How Does Coulomb's Law Apply to Electric Fields at Points A and B?

[Shakas]

Homework Statement

Use Coulomb's law to determine the magnitude and direction of the electric field at points A and B in Fig. 16-57 due to the two positive charges (Q = 8.0 µC) shown. Is your result consistent with Fig. 16-31b?

Figure 16-57

Figure 16-31b

A)Find the magnitude of the electric field at point A and direction.
B)Find the magnitude of the electric field at point B and direction.

Homework Equations

E=kQ/r^2

The Attempt at a Solution

A)
Let the left Q charge be Q1
Let the right Q charge be Q2

I started by finding the distance vector between Q1 and A, which is the same for Q2 and A.

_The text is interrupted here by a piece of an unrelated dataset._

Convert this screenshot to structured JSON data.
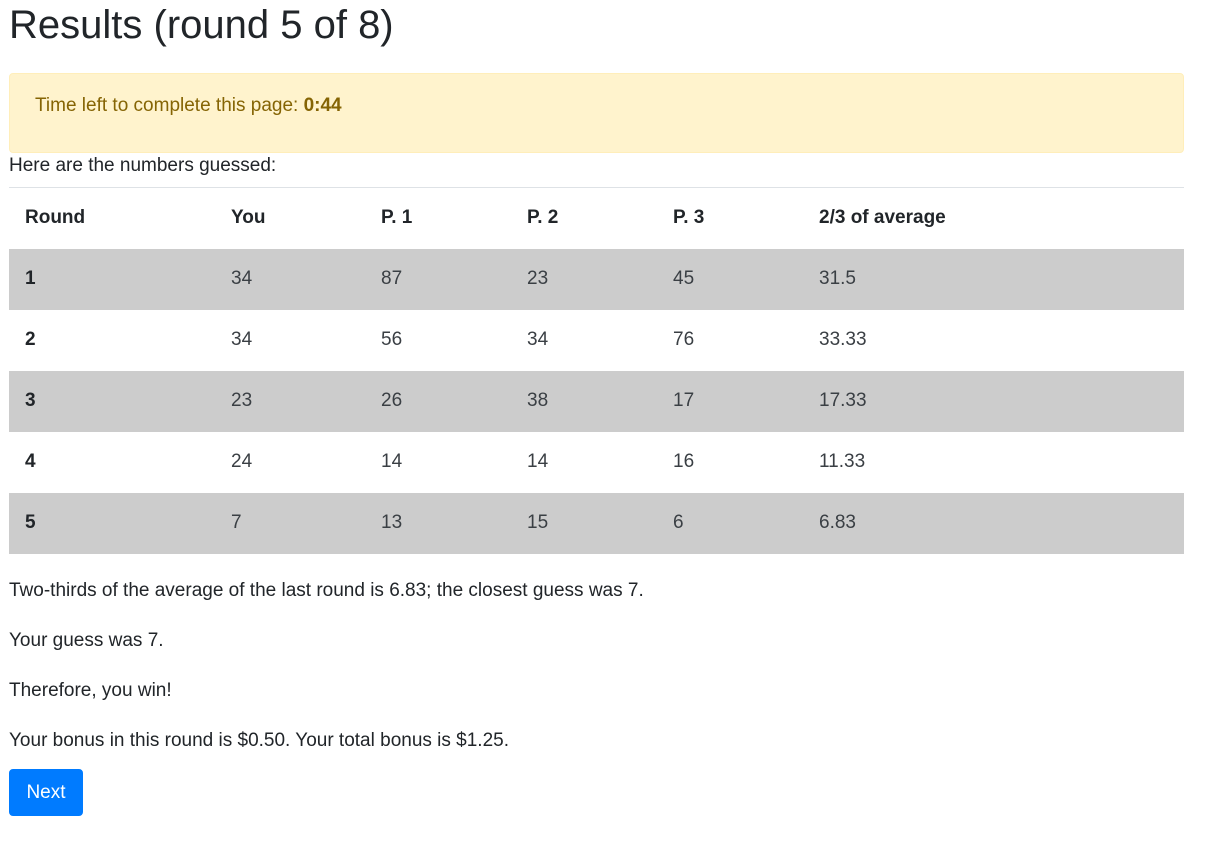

sqrt((0.1^2)+(0.05^2))=.111m

I then found the electrical field between Q1 and A, which is the same for Q2 and A, but in the opposite direction.

E=(9e9)(8e-6)/(.111^2)=5.84e6

I then split the electrical field into x and y components. Used law of sines to find the angle.

sin(90)/(.111)=sin(x)/(.05)

x=26.8 degrees

Splitting into x and y components:

Q1 to A.
5.84e6*sin(27)=2.651e6 up
5.84e6*cos(27)=5.203e6 right

Q2 to A.
5.84e6*sin(27)= up
5.84e6*cos(27)=5.203e6 left

The x-components cancel due to opposite directions and the y-components are combined.

2.651e6 + 2.651e6 = 5.3e6 N/C 90 degrees above the horizontal.

This is apparently the wrong answer and I do not know what I am doing wrong...

B)
I'm not going to attempt B until I get part A right...

 

[mjsd]

interesting, I don't see a problem with your workings either

 

[ogb p]

Dear student,

Your attempt at solving this problem is a good start, but there are a few errors in your calculations. First, the distance between the charges and point A should be 0.111m, not 0.11m. Additionally, when you calculated the electrical field between Q1 and A, you should have used the distance of 0.111m, not 0.05m. This is because the electrical field is a vector quantity and its direction depends on the distance between the charges and the point of interest.

Also, when you split the electrical field into x and y components, you should have used the angle of 63.2 degrees (90-26.8) for both Q1 and Q2. This is because the angle between the x-axis and the direction of the electrical field is 90 degrees minus the angle you calculated. Using the correct angle, the x-component for Q1 should be 2.651e6*cos(63.2) = 1.203e6 to the right, and for Q2 it should be 5.203e6*cos(63.2) = 2.358e6 to the left. The y-components should be the same as what you calculated, 2.651e6 up for both Q1 and Q2.

After combining the x-components, you will get a net electrical field of 1.203e6 to the right, which is consistent with the direction shown in Figure 16-31b. Similarly, at point B, the net electrical field will be to the left, also consistent with the direction shown in Figure 16-31b.

I hope this helps clarify your confusion and guide you towards the correct solution. Keep up the good work!